Hasta que la muerte nos separe Caracas



Foto de Time Magazine                                             


Una bala entrará por la ventana y me volará los sesos.

La computadora está junto a ella, y todas las noches se escuchan disparos a escasos metros. Al menos eso creo: que es escaso el espacio que me separa de la muerte cuando escribo. Mi esposa piensa que con unas cortinas la amenaza no entrará. Que podríamos protegernos de la maldad que arropa a una ciudad que hace años perdió su brújula. Algunos dicen que el norte yace en el infierno, y el sur reposa en la parte trasera del cráneo de los demonios que portan las armas.

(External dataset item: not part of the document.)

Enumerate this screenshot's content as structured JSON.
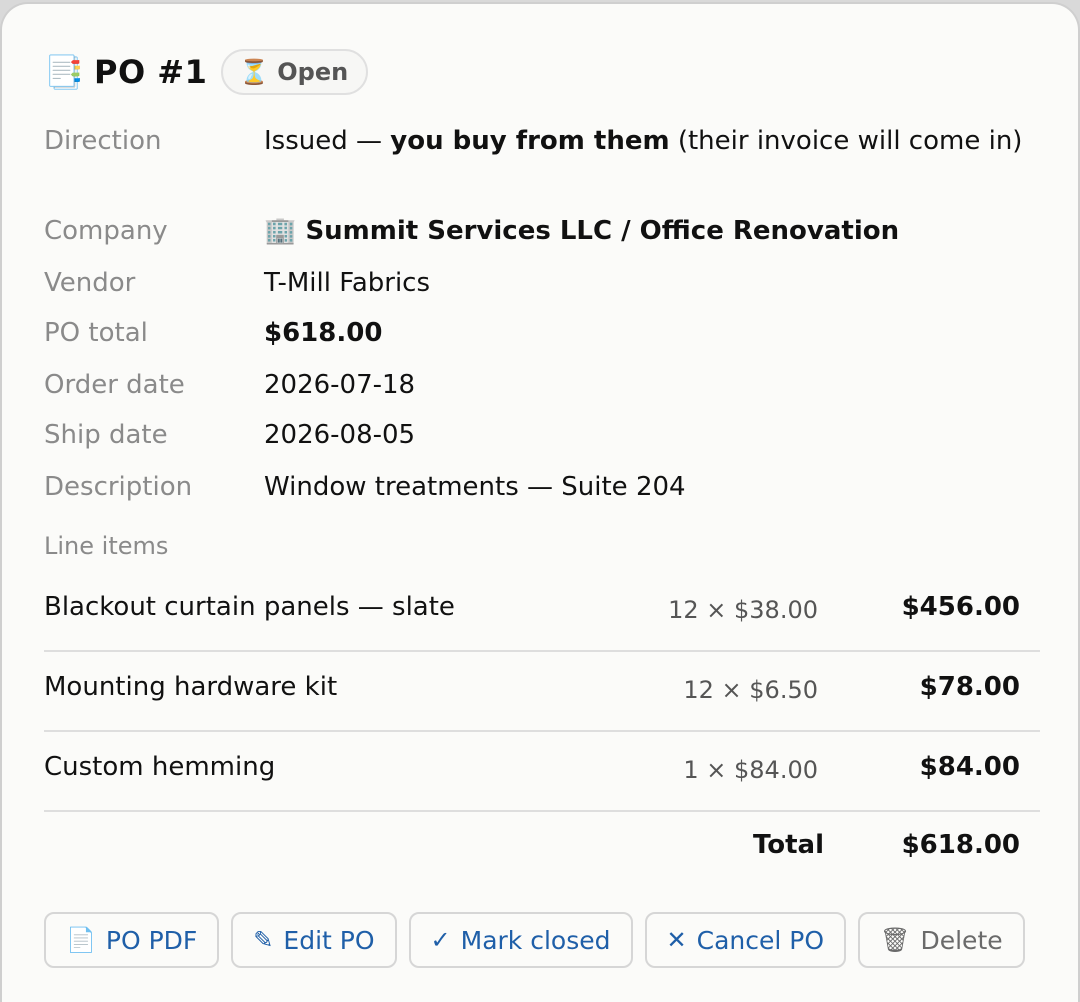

Demasiadas alegorías a una serie de personajes que su única manera de dialogar pasa por la sangre y el sonido de las balas quemadas por la pólvora. Caracas es la sucursal del miedo. No sólo están los que se empecinan en recorrerla con la certeza de que su tumba está marcada desde el momento en que nacieron en la “cuna del Libertador”. También, tenemos a los que la violan con la impertinente fuerza del hambre y la resignación. Hubo una vez que este conjunto de edificios, calles y avenidas significó la emancipación de los sueños. La originalidad del optimismo. Ahora, bajo las estrellas , se alumbra con la rabia de los que se proclaman realeza.

Majestades de la muerte.

Lo único que queda es sobrevivir. O escribir. Hay testimonios que yacen más allá de los depredadores, fantasmas, monstruos de diez cabezas o muertos vivientes. Todos los días me despierto con la convicción de que salgo a una cacería. Donde la única víctima soy yo. Los demás son espectros que no se preocupan por ocultarse. Caminan a plena luz del día con sus colmillos afilados y cargan sendas bolsas negras para guardar la energía de aquellos que se les oponen.

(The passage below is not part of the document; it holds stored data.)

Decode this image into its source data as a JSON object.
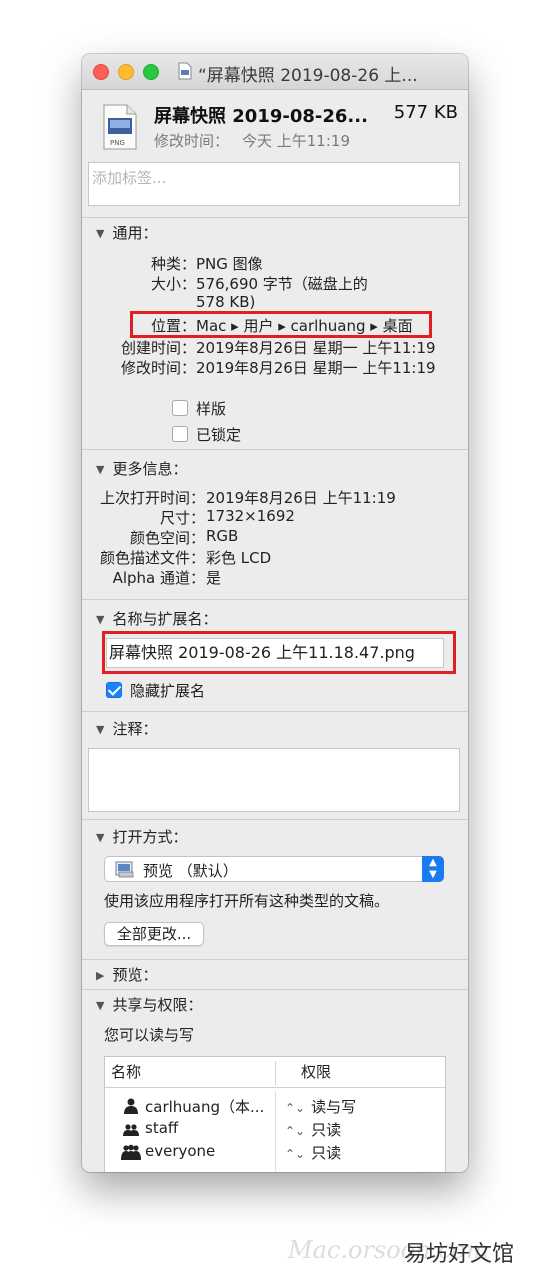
{
  "window": {
    "title": "“屏幕快照 2019-08-26 上...",
    "file_name": "屏幕快照 2019-08-26...",
    "file_size": "577 KB",
    "modified_label": "修改时间：",
    "modified_value": "今天 上午11:19",
    "tags_placeholder": "添加标签..."
  },
  "general": {
    "heading": "通用：",
    "kind_label": "种类：",
    "kind_value": "PNG 图像",
    "size_label": "大小：",
    "size_value_line1": "576,690 字节（磁盘上的",
    "size_value_line2": "578 KB)",
    "where_label": "位置：",
    "where_value": "Mac ▸ 用户 ▸ carlhuang ▸ 桌面",
    "created_label": "创建时间：",
    "created_value": "2019年8月26日 星期一 上午11:19",
    "modified_label": "修改时间：",
    "modified_value": "2019年8月26日 星期一 上午11:19",
    "stationery_label": "样版",
    "locked_label": "已锁定",
    "stationery_checked": false,
    "locked_checked": false
  },
  "more_info": {
    "heading": "更多信息：",
    "last_opened_label": "上次打开时间：",
    "last_opened_value": "2019年8月26日 上午11:19",
    "dimensions_label": "尺寸：",
    "dimensions_value": "1732×1692",
    "color_space_label": "颜色空间：",
    "color_space_value": "RGB",
    "color_profile_label": "颜色描述文件：",
    "color_profile_value": "彩色 LCD",
    "alpha_label": "Alpha 通道：",
    "alpha_value": "是"
  },
  "name_ext": {
    "heading": "名称与扩展名：",
    "name_value": "屏幕快照 2019-08-26 上午11.18.47.png",
    "hide_ext_label": "隐藏扩展名",
    "hide_ext_checked": true
  },
  "comments": {
    "heading": "注释："
  },
  "open_with": {
    "heading": "打开方式：",
    "app_value": "预览 （默认）",
    "description": "使用该应用程序打开所有这种类型的文稿。",
    "change_all_label": "全部更改..."
  },
  "preview": {
    "heading": "预览："
  },
  "sharing": {
    "heading": "共享与权限：",
    "summary": "您可以读与写",
    "col_name": "名称",
    "col_priv": "权限",
    "rows": [
      {
        "name": "carlhuang（本...",
        "priv": "读与写",
        "icon": "user-icon"
      },
      {
        "name": "staff",
        "priv": "只读",
        "icon": "group-icon"
      },
      {
        "name": "everyone",
        "priv": "只读",
        "icon": "everyone-icon"
      }
    ]
  },
  "watermark": {
    "site": "Mac.orsoon.com",
    "brand": "易坊好文馆"
  },
  "colors": {
    "highlight_red": "#e02020",
    "accent_blue": "#1a82fb"
  }
}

Pueden ser los policías que detienen al infractor de tránsito, y piden que a cambio de la multa se entregue un pedazo del alma. O los escolares que usan morrales transparentes mientras roban la bodega a punta de pistola. “¡Maldito! Tenemos hambre. Abre la registradora y danos todo el dinero”. Una escena sacada del séptimo arte pero que transmuta a una sociedad que aprendió a los golpes que la maldad es un sentimiento que no se puede lavar de la piel una vez que anida en las entrañas. Lo más rebuscado del crimen, esa percepción del cliché o el lugar común, habita entre los criminales que usan traje, corbata o camisetas sin magas.

Aquí nadie es refinado. Nadie es marginal. Todos somos soldados de Mefistófeles.

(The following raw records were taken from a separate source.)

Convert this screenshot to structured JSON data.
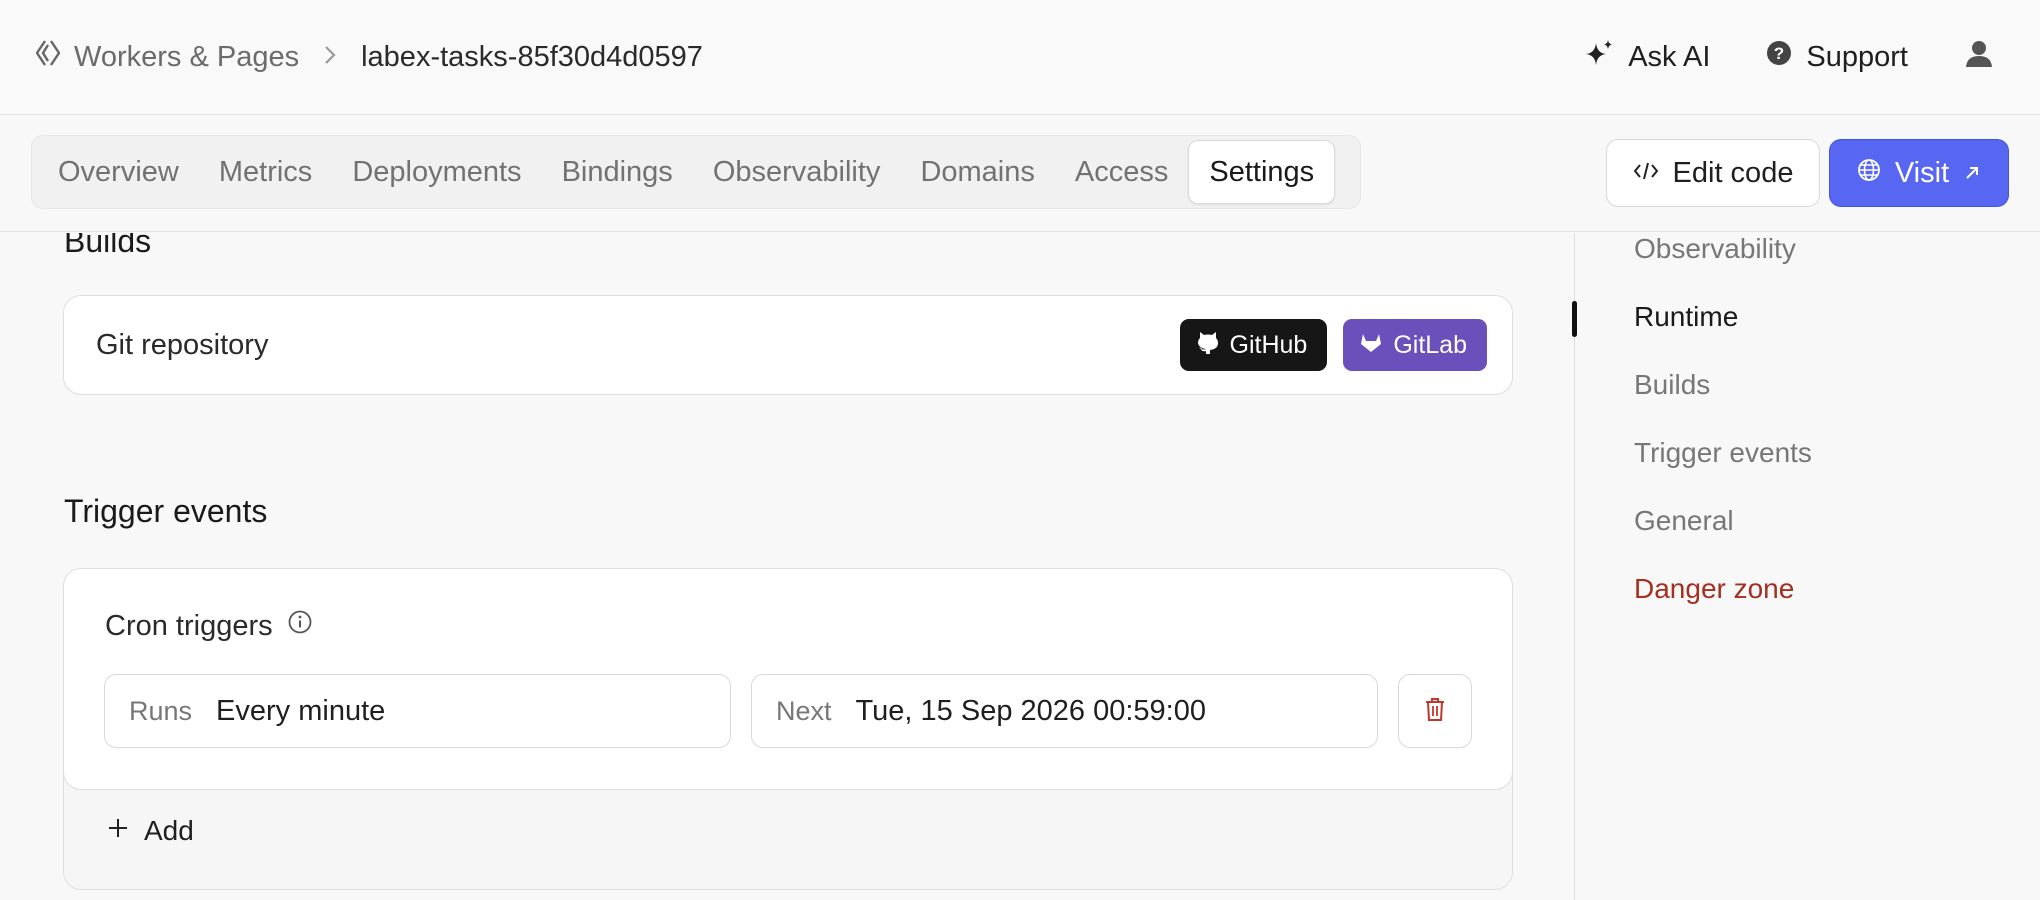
{
  "header": {
    "breadcrumb_root": "Workers & Pages",
    "breadcrumb_separator": ">",
    "breadcrumb_current": "labex-tasks-85f30d4d0597",
    "ask_ai_label": "Ask AI",
    "support_label": "Support"
  },
  "tabs": [
    {
      "label": "Overview",
      "active": false
    },
    {
      "label": "Metrics",
      "active": false
    },
    {
      "label": "Deployments",
      "active": false
    },
    {
      "label": "Bindings",
      "active": false
    },
    {
      "label": "Observability",
      "active": false
    },
    {
      "label": "Domains",
      "active": false
    },
    {
      "label": "Access",
      "active": false
    },
    {
      "label": "Settings",
      "active": true
    }
  ],
  "actions": {
    "edit_code_label": "Edit code",
    "visit_label": "Visit"
  },
  "builds": {
    "title": "Builds",
    "git_label": "Git repository",
    "github_label": "GitHub",
    "gitlab_label": "GitLab"
  },
  "trigger_events": {
    "title": "Trigger events",
    "cron_title": "Cron triggers",
    "runs_label": "Runs",
    "runs_value": "Every minute",
    "next_label": "Next",
    "next_value": "Tue, 15 Sep 2026 00:59:00",
    "add_label": "Add"
  },
  "sidenav": {
    "items": [
      {
        "label": "Observability"
      },
      {
        "label": "Runtime"
      },
      {
        "label": "Builds"
      },
      {
        "label": "Trigger events"
      },
      {
        "label": "General"
      },
      {
        "label": "Danger zone"
      }
    ],
    "active_item": "Runtime"
  },
  "colors": {
    "accent": "#5867f2",
    "github": "#161616",
    "gitlab": "#6b4fbb",
    "danger": "#a33020"
  }
}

Los inocentes coexisten con la ingenuidad o el propósito de evolucionar en aquellos que les hacen daño. Por eso, se atreven a salir de sus hogares por las noches para aparearse con la misera y el lujo de lo que se obtiene con la amenaza. Con el azufre que emana de las montañas, de las cañerías, de esos recovecos que inundan los puntos de calor donde las pesadillas se reúnen. Por aquí, al séptimo día, Dios no descansó. Se sentó al borde el mar y lloró porque su creación desvirtuó la vida de su verbo. Y entonces, contempló la blasfemia de dejar este mundo con el accionar de un gatillo sobre su sien.

Todos los dioses mueren en este valle. Y los ángeles se transforman en políticos, para cambiar su divinidad por la mujer trofeo, los discursos de charol y las drogas fuertes.

Quizás sí ponga las cortinas. Me da pena con mi esposa. Parte de sus creencias se basan en la percepción de los otros. En la mirada de un tercero que pueda verla desnuda y admirar unas tetas de contrabando. O el culo que me busca en la oscuridad para que lo palpe. Ninguna bala podrá arrebatarme lo que tanto trabajo me ha costado. Ningún demonio entrará a este apartamento para robarse mi rabia. No podrán hacerlo. Porque yo soy el que provoca los gritos. Soy yo quien produce ese sudor que te corre por la espina cada vez que tienes el cañón de una pistola sobre tu frente. Yo soy tu miedo.

Hace años me vine al Caribe. A esta ciudad que trata de escapar de la selva para adentrarse en el mar. Huyendo de una oscuridad que la vio nacer. Huyendo de su verdadera madre. Mi trabajo es devolverle su brillo original, su tono escarlata en cada atardecer mientras sus habitantes se desperezan de la luz y pueden acoger con lujuria la noche. Ese espacio donde todos se transforman en la peor versión de sus temores.

Donde los asesinos dejamos el teclado y nos refugiamos en las miradas de los devorados. Sólo así podemos ser felices.